🤖 AI Summary
Current recommendation system research automation focuses narrowly on isolated tasks—such as hyperparameter tuning—while neglecting end-to-end autonomy across the entire scientific workflow. To address this gap, we propose AutoRecLab: an “Autonomous Recommendation Systems Research Laboratory” paradigm that enables full-cycle automation—from problem identification and literature synthesis to experimental design, execution, result interpretation, paper drafting, and provenance tracking. Methodologically, AutoRecLab integrates large language model–driven problem generation, a multi-agent scientific discovery system, programmable experimental pipelines, and rigorous research provenance logging. Its core contributions are threefold: (1) the first formal definition and implementation of a fully AI-augmented, closed-loop research pipeline for recommender systems; (2) an open-source prototype platform, standardized benchmarking competition, AI-assisted paper review channel, and reproducibility framework; and (3) a foundational shift toward transparent, collaborative, and verifiable next-generation recommendation research.
📝 Abstract
Recommender-systems research has accelerated model and evaluation advances, yet largely neglects automating the research process itself. We argue for a shift from narrow AutoRecSys tools -- focused on algorithm selection and hyper-parameter tuning -- to an Autonomous Recommender-Systems Research Lab (AutoRecLab) that integrates end-to-end automation: problem ideation, literature analysis, experimental design and execution, result interpretation, manuscript drafting, and provenance logging.

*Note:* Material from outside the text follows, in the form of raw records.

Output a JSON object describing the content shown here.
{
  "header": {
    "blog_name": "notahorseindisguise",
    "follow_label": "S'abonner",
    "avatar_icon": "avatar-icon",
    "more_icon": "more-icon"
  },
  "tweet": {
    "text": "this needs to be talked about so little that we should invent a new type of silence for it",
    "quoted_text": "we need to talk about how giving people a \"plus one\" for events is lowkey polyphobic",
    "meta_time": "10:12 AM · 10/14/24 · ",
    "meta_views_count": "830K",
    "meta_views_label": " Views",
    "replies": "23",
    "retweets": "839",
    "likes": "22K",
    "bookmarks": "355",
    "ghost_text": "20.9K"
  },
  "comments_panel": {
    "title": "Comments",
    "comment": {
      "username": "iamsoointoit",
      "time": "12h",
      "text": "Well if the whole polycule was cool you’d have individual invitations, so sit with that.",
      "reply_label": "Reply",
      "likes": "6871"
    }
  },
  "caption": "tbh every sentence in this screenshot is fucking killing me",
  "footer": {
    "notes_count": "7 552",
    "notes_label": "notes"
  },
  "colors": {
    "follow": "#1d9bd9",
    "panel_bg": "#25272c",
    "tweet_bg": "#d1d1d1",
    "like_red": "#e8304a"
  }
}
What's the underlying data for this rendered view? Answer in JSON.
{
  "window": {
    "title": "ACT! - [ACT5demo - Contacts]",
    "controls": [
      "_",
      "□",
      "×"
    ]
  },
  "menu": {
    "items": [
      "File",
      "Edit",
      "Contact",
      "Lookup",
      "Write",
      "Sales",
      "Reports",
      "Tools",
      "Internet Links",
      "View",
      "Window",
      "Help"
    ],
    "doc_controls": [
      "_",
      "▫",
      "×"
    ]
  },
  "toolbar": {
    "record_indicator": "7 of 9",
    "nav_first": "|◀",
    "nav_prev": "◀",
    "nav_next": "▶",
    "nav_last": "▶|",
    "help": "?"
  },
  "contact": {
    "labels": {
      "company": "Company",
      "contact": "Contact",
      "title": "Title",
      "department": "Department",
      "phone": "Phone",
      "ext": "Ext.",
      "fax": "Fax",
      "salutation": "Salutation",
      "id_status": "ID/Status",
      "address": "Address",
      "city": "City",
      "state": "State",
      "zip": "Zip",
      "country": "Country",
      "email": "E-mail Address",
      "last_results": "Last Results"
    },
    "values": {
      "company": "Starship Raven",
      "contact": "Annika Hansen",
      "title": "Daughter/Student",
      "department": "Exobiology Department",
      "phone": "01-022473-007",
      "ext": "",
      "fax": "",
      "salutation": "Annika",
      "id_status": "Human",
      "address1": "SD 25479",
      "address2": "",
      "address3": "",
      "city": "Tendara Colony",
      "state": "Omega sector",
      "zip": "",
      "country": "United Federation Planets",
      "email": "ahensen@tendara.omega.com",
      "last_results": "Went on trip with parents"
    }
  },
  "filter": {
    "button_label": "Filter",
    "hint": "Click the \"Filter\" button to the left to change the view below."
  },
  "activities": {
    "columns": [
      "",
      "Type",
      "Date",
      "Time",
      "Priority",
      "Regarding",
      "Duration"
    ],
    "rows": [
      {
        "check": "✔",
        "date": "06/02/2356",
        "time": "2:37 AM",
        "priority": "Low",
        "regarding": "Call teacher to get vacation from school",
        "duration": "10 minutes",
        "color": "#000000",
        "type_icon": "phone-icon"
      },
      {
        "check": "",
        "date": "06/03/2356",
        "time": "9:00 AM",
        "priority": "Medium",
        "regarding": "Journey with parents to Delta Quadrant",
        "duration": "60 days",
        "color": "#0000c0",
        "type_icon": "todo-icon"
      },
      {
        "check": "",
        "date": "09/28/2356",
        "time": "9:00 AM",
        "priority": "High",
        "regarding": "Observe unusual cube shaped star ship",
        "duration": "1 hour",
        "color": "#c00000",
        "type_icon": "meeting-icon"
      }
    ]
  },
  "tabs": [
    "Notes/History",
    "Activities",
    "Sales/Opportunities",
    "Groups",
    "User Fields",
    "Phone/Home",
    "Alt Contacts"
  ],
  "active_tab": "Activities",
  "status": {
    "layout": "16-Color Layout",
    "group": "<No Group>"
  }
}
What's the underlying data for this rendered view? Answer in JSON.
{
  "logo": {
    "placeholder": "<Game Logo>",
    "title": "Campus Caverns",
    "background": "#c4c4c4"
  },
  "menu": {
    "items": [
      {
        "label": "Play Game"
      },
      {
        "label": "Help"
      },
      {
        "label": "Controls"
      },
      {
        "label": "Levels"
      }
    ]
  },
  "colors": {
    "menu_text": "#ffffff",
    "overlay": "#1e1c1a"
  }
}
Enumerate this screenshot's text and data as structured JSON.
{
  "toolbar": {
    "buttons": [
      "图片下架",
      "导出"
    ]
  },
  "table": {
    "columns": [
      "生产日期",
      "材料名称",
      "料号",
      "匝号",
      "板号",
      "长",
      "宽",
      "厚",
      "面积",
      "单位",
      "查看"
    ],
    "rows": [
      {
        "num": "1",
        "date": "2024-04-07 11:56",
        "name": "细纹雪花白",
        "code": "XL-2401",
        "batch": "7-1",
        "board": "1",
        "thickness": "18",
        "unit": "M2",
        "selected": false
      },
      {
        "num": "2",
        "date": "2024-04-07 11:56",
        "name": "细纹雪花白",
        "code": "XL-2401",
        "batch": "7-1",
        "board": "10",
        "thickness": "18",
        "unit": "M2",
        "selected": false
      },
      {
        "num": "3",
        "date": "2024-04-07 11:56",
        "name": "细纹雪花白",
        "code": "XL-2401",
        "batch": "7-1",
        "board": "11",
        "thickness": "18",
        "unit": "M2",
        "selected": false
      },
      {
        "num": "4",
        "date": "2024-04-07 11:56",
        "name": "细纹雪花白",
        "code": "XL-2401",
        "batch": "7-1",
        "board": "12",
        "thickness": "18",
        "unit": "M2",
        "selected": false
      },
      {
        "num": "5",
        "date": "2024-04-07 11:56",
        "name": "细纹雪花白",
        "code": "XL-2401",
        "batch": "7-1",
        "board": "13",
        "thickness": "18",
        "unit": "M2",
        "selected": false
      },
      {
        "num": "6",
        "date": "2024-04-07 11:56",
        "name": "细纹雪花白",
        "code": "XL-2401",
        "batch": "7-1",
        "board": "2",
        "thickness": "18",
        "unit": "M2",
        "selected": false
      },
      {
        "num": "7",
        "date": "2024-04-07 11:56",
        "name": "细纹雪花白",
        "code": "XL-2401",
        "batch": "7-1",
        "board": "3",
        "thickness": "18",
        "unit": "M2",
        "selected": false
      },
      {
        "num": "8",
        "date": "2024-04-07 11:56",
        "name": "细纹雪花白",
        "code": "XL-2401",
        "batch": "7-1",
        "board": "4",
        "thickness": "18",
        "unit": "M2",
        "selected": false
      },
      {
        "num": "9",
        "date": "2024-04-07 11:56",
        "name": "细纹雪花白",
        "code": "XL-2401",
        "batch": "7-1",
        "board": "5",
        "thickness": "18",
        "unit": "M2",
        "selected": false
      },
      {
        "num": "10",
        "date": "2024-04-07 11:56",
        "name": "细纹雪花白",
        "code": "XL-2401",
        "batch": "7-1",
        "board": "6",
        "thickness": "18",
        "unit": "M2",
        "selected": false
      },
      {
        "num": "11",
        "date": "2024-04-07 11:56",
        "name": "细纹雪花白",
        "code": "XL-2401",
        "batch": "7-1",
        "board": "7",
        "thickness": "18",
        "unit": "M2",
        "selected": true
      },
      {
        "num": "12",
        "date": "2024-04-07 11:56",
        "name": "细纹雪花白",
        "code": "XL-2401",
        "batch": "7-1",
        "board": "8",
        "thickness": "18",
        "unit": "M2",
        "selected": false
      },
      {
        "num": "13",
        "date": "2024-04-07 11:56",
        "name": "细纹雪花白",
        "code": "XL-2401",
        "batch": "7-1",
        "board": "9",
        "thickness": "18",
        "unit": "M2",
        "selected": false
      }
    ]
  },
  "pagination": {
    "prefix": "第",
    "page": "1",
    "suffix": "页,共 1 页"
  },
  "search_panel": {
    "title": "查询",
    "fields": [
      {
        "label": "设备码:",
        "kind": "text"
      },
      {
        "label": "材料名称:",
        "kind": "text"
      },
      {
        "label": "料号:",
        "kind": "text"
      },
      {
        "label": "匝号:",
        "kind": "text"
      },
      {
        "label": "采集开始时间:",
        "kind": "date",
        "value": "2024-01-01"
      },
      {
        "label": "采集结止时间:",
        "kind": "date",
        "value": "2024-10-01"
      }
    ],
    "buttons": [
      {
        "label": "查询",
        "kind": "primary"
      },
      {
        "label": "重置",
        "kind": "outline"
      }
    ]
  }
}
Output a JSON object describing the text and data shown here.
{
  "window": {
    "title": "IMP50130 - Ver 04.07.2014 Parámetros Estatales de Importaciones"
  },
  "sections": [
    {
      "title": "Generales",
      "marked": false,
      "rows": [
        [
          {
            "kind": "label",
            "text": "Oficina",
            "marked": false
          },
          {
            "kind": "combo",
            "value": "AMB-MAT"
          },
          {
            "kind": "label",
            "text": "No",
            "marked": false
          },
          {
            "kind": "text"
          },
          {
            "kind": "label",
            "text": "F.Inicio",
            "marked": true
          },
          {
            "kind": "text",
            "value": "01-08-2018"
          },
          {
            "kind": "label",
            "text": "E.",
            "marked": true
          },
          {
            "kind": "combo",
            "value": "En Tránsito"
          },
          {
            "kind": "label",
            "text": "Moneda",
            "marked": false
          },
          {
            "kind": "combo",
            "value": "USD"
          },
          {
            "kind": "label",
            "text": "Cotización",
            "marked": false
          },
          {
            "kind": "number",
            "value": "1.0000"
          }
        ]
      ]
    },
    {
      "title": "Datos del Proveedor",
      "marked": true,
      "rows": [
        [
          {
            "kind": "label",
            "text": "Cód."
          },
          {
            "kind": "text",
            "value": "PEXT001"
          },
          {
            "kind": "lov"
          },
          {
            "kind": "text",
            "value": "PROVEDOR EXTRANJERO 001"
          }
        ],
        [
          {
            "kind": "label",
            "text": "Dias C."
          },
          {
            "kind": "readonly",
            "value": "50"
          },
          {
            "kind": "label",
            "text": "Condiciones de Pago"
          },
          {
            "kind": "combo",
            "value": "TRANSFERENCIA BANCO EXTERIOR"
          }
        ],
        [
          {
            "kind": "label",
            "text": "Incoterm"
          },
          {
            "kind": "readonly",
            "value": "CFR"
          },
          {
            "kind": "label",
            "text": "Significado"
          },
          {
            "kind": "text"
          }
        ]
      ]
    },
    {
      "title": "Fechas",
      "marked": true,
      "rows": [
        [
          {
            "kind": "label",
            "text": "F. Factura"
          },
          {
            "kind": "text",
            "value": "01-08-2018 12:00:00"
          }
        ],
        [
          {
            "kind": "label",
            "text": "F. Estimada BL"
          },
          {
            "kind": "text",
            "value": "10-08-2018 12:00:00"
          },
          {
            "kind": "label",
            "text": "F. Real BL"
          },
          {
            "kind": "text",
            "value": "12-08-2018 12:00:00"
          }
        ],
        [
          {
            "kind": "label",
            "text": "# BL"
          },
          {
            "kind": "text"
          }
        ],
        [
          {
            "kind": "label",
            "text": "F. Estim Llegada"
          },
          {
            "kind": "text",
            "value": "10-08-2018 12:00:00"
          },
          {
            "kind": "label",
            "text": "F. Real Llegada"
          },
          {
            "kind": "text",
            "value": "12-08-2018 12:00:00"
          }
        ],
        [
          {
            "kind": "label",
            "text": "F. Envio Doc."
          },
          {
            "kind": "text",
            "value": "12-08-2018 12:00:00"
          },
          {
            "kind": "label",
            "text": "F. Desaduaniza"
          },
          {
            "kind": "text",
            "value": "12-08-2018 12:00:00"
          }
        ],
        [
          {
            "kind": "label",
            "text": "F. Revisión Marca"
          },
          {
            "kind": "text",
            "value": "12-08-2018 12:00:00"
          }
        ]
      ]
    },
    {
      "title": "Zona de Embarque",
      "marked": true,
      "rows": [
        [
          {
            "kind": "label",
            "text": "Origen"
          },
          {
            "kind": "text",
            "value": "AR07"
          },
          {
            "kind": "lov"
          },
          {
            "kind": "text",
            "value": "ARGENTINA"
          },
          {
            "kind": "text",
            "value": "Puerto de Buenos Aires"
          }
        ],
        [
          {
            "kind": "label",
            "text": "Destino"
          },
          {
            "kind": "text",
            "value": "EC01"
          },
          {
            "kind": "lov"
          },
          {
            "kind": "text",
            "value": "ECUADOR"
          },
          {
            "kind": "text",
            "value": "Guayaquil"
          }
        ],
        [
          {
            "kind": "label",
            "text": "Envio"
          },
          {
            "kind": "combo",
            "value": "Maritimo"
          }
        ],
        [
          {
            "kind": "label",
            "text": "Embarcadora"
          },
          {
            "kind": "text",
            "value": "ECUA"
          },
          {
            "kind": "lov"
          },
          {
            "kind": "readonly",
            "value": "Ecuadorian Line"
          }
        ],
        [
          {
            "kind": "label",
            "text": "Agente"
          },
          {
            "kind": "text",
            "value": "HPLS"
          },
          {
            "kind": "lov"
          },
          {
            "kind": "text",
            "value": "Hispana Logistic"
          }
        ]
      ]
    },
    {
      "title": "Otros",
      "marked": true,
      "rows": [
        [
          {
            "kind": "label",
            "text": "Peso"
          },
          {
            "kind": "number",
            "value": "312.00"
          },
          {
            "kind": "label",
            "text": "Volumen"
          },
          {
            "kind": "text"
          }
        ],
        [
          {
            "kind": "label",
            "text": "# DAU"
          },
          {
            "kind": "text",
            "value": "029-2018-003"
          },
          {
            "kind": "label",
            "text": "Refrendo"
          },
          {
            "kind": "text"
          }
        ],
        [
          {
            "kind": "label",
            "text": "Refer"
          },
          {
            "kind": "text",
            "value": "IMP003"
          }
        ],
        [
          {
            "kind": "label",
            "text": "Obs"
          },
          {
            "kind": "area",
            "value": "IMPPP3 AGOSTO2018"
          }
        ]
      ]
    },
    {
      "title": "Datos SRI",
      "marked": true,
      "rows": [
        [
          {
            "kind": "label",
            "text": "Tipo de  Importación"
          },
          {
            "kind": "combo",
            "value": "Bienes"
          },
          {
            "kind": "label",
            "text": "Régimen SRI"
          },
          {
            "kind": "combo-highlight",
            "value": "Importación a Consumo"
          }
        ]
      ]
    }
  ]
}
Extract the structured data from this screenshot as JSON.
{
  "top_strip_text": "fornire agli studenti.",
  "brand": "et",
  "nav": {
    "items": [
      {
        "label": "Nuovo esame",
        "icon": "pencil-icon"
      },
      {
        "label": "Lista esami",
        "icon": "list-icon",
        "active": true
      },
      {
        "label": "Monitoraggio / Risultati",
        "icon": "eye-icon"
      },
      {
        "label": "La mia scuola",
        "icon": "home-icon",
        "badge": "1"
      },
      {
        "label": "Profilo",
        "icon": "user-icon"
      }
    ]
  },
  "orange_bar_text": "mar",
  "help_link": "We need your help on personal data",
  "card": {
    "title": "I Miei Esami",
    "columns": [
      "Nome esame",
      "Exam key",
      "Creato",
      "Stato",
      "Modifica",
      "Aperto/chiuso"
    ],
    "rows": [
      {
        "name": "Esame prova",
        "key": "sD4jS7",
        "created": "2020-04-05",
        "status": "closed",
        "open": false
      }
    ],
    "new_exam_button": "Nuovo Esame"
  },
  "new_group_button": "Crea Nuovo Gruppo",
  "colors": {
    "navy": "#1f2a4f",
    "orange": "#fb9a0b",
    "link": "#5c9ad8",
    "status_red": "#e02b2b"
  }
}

Drawing on recent progress in automated science (e.g., multi-agent AI Scientist and AI Co-Scientist systems), we outline an agenda for the RecSys community: (1) build open AutoRecLab prototypes that combine LLM-driven ideation and reporting with automated experimentation; (2) establish benchmarks and competitions that evaluate agents on producing reproducible RecSys findings with minimal human input; (3) create review venues for transparently AI-generated submissions; (4) define standards for attribution and reproducibility via detailed research logs and metadata; and (5) foster interdisciplinary dialogue on ethics, governance, privacy, and fairness in autonomous research. Advancing this agenda can increase research throughput, surface non-obvious insights, and position RecSys to contribute to emerging Artificial Research Intelligence. We conclude with a call to organise a community retreat to coordinate next steps and co-author guidance for the responsible integration of automated research systems.